From: Timo Nieminen on 8 Jun 2010 02:30 On Mon, 7 Jun 2010, Tim BandTech.com wrote: > On Jun 7, 3:55 pm, Timo Nieminen <t...(a)physics.uq.edu.au> wrote: [a very quick point, will return later] > > Of course the energy hasn't disappeared! Momentum isn't energy, energy > > isn't momentum! They're not the same thing! > > When the momentum is absorbed is not the energy likewise absorbed? No! (I think "absorbed" is the wrong word here.) Bounce a ball off a wall. KE_in = KE_out. No loss of KE. Change in momentum = 2 * momentum_in.

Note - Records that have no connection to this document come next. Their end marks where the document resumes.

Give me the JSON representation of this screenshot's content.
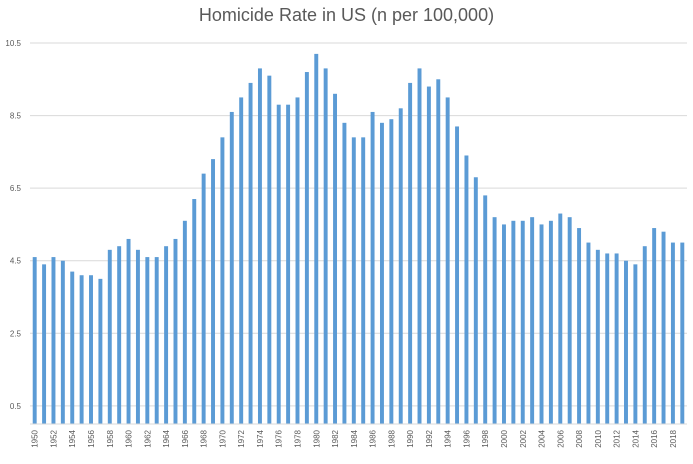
{
  "chart_data": {
    "type": "bar",
    "title": "Homicide Rate in US (n per 100,000)",
    "xlabel": "",
    "ylabel": "",
    "ylim": [
      0,
      10.5
    ],
    "yticks": [
      "0.5",
      "2.5",
      "4.5",
      "6.5",
      "8.5",
      "10.5"
    ],
    "grid": true,
    "color": "#5B9BD5",
    "categories": [
      "1950",
      "1951",
      "1952",
      "1953",
      "1954",
      "1955",
      "1956",
      "1957",
      "1958",
      "1959",
      "1960",
      "1961",
      "1962",
      "1963",
      "1964",
      "1965",
      "1966",
      "1967",
      "1968",
      "1969",
      "1970",
      "1971",
      "1972",
      "1973",
      "1974",
      "1975",
      "1976",
      "1977",
      "1978",
      "1979",
      "1980",
      "1981",
      "1982",
      "1983",
      "1984",
      "1985",
      "1986",
      "1987",
      "1988",
      "1989",
      "1990",
      "1991",
      "1992",
      "1993",
      "1994",
      "1995",
      "1996",
      "1997",
      "1998",
      "1999",
      "2000",
      "2001",
      "2002",
      "2003",
      "2004",
      "2005",
      "2006",
      "2007",
      "2008",
      "2009",
      "2010",
      "2011",
      "2012",
      "2013",
      "2014",
      "2015",
      "2016",
      "2017",
      "2018",
      "2019"
    ],
    "xtick_labels": [
      "1950",
      "1952",
      "1954",
      "1956",
      "1958",
      "1960",
      "1962",
      "1964",
      "1966",
      "1968",
      "1970",
      "1972",
      "1974",
      "1976",
      "1978",
      "1980",
      "1982",
      "1984",
      "1986",
      "1988",
      "1990",
      "1992",
      "1994",
      "1996",
      "1998",
      "2000",
      "2002",
      "2004",
      "2006",
      "2008",
      "2010",
      "2012",
      "2014",
      "2016",
      "2018"
    ],
    "values": [
      4.6,
      4.4,
      4.6,
      4.5,
      4.2,
      4.1,
      4.1,
      4.0,
      4.8,
      4.9,
      5.1,
      4.8,
      4.6,
      4.6,
      4.9,
      5.1,
      5.6,
      6.2,
      6.9,
      7.3,
      7.9,
      8.6,
      9.0,
      9.4,
      9.8,
      9.6,
      8.8,
      8.8,
      9.0,
      9.7,
      10.2,
      9.8,
      9.1,
      8.3,
      7.9,
      7.9,
      8.6,
      8.3,
      8.4,
      8.7,
      9.4,
      9.8,
      9.3,
      9.5,
      9.0,
      8.2,
      7.4,
      6.8,
      6.3,
      5.7,
      5.5,
      5.6,
      5.6,
      5.7,
      5.5,
      5.6,
      5.8,
      5.7,
      5.4,
      5.0,
      4.8,
      4.7,
      4.7,
      4.5,
      4.4,
      4.9,
      5.4,
      5.3,
      5.0,
      5.0
    ]
  }
}
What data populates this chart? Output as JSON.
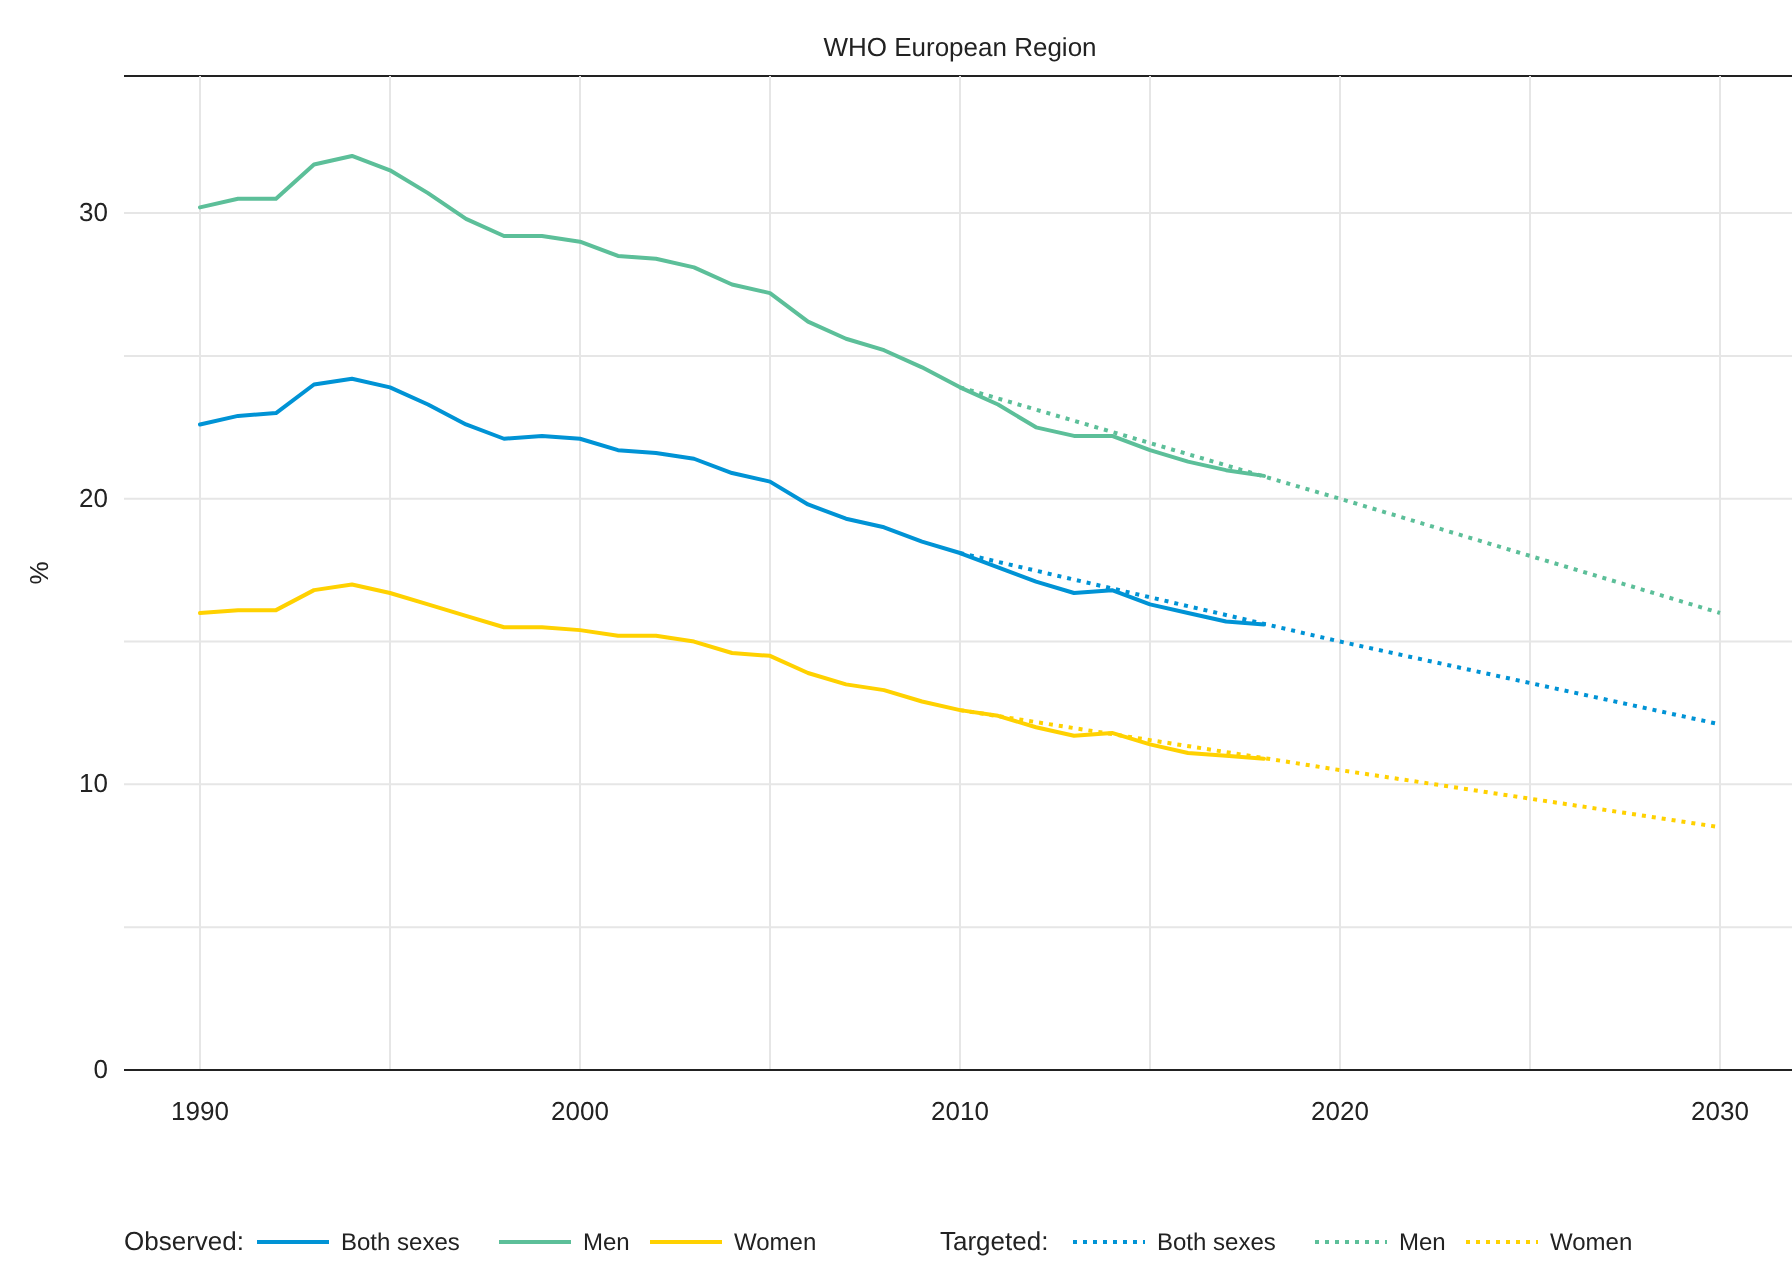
{
  "chart_data": {
    "type": "line",
    "title": "WHO European Region",
    "ylabel": "%",
    "xlim": [
      1988,
      2032
    ],
    "ylim": [
      0,
      34.8
    ],
    "xticks": [
      1990,
      {
        "value": 1995,
        "label": null
      },
      2000,
      {
        "value": 2005,
        "label": null
      },
      2010,
      {
        "value": 2015,
        "label": null
      },
      2020,
      {
        "value": 2025,
        "label": null
      },
      2030
    ],
    "yticks": [
      0,
      {
        "value": 5,
        "label": null
      },
      10,
      {
        "value": 15,
        "label": null
      },
      20,
      {
        "value": 25,
        "label": null
      },
      30
    ],
    "grid": true,
    "legend": "bottom",
    "legend_title": "Observed:",
    "annotations": [
      "Targeted:"
    ],
    "series": [
      {
        "name": "Both sexes",
        "color": "#0093d5",
        "line_style": "solid",
        "x": [
          1990,
          1991,
          1992,
          1993,
          1994,
          1995,
          1996,
          1997,
          1998,
          1999,
          2000,
          2001,
          2002,
          2003,
          2004,
          2005,
          2006,
          2007,
          2008,
          2009,
          2010,
          2011,
          2012,
          2013,
          2014,
          2015,
          2016,
          2017,
          2018
        ],
        "values": [
          22.6,
          22.9,
          23.0,
          24.0,
          24.2,
          23.9,
          23.3,
          22.6,
          22.1,
          22.2,
          22.1,
          21.7,
          21.6,
          21.4,
          20.9,
          20.6,
          19.8,
          19.3,
          19.0,
          18.5,
          18.1,
          17.6,
          17.1,
          16.7,
          16.8,
          16.3,
          16.0,
          15.7,
          15.6
        ]
      },
      {
        "name": "Men",
        "color": "#5cbf99",
        "line_style": "solid",
        "x": [
          1990,
          1991,
          1992,
          1993,
          1994,
          1995,
          1996,
          1997,
          1998,
          1999,
          2000,
          2001,
          2002,
          2003,
          2004,
          2005,
          2006,
          2007,
          2008,
          2009,
          2010,
          2011,
          2012,
          2013,
          2014,
          2015,
          2016,
          2017,
          2018
        ],
        "values": [
          30.2,
          30.5,
          30.5,
          31.7,
          32.0,
          31.5,
          30.7,
          29.8,
          29.2,
          29.2,
          29.0,
          28.5,
          28.4,
          28.1,
          27.5,
          27.2,
          26.2,
          25.6,
          25.2,
          24.6,
          23.9,
          23.3,
          22.5,
          22.2,
          22.2,
          21.7,
          21.3,
          21.0,
          20.8
        ]
      },
      {
        "name": "Women",
        "color": "#ffd100",
        "line_style": "solid",
        "x": [
          1990,
          1991,
          1992,
          1993,
          1994,
          1995,
          1996,
          1997,
          1998,
          1999,
          2000,
          2001,
          2002,
          2003,
          2004,
          2005,
          2006,
          2007,
          2008,
          2009,
          2010,
          2011,
          2012,
          2013,
          2014,
          2015,
          2016,
          2017,
          2018
        ],
        "values": [
          16.0,
          16.1,
          16.1,
          16.8,
          17.0,
          16.7,
          16.3,
          15.9,
          15.5,
          15.5,
          15.4,
          15.2,
          15.2,
          15.0,
          14.6,
          14.5,
          13.9,
          13.5,
          13.3,
          12.9,
          12.6,
          12.4,
          12.0,
          11.7,
          11.8,
          11.4,
          11.1,
          11.0,
          10.9
        ]
      },
      {
        "name": "Both sexes",
        "color": "#0093d5",
        "line_style": "dotted",
        "x": [
          2010,
          2020,
          2030
        ],
        "values": [
          18.1,
          15.0,
          12.1
        ]
      },
      {
        "name": "Men",
        "color": "#5cbf99",
        "line_style": "dotted",
        "x": [
          2010,
          2020,
          2030
        ],
        "values": [
          23.9,
          20.0,
          16.0
        ]
      },
      {
        "name": "Women",
        "color": "#ffd100",
        "line_style": "dotted",
        "x": [
          2010,
          2020,
          2030
        ],
        "values": [
          12.6,
          10.5,
          8.5
        ]
      }
    ]
  }
}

From: kado on 8 Jun 2010 04:50 On Jun 7, 1:59 pm, Sam Wormley <sworml...(a)gmail.com> wrote: > > > Relativity theory is self consistent and has no contradictions. > In fact, there has yet to be an observation that contradicts a > prediction of relativity. > > While Einstein's Special Relativity is consistent in itself, it is not without its problems. And your second sentence is wrong. The Eotvos experiment by R. H. Dicke at Princeton demonstrated that mass is not relativistic. Furthermore, there is the twin paradox. Now don't give me all the BS that the relativistists use to try to resolve this paradox. Just tell me what twin is younger than the other when they meet after the traveling twin has completed his/her trip and both are at rest in what Einstein called the 'stationary system' on page 40 of "The Principle of Relativity" copyrighted by Lorentz, Einstein, Minkowski, and Weyl. Moreover, there is the paradox of rapidly rotating discs (like a Frisbee) moving near the speed of light, wherein the physical form must constantly change due to the tensor mechanics. And these physcal changes must occur without generating heat, or violate the Laws of Thermodynamics. D.Y.Kadoshima
From: kado on 8 Jun 2010 04:58
On Jun 7, 1:04 pm, Sam Wormley <sworml...(a)gmail.com> wrote: > > From the quantum mechanical perspective, > > 1. photons are emitted (by charged particles) > 2. photons propagate at c > 3. photons are absorbed (by charged particles) > > Photon momentum > p = hν/c = h/λ > > Photon Energy > E = hν I would like to point out an inconsistency in your post about the photon momentum Momentum is a mathematically calculated dynamic property of an uniformly moving mass, i.e., momentum is mass times velocity by definition. The photon is commonly given as a 'massless' quality, i.e. a photon has no mass. Thus any idea of photon momentum is an oxymoron. Please do not think that I'm picking on you. I just choose to respond to errors or inconsistencies your posts, and choose decline to respond to the pure BS of others D.Y. Kadoshima |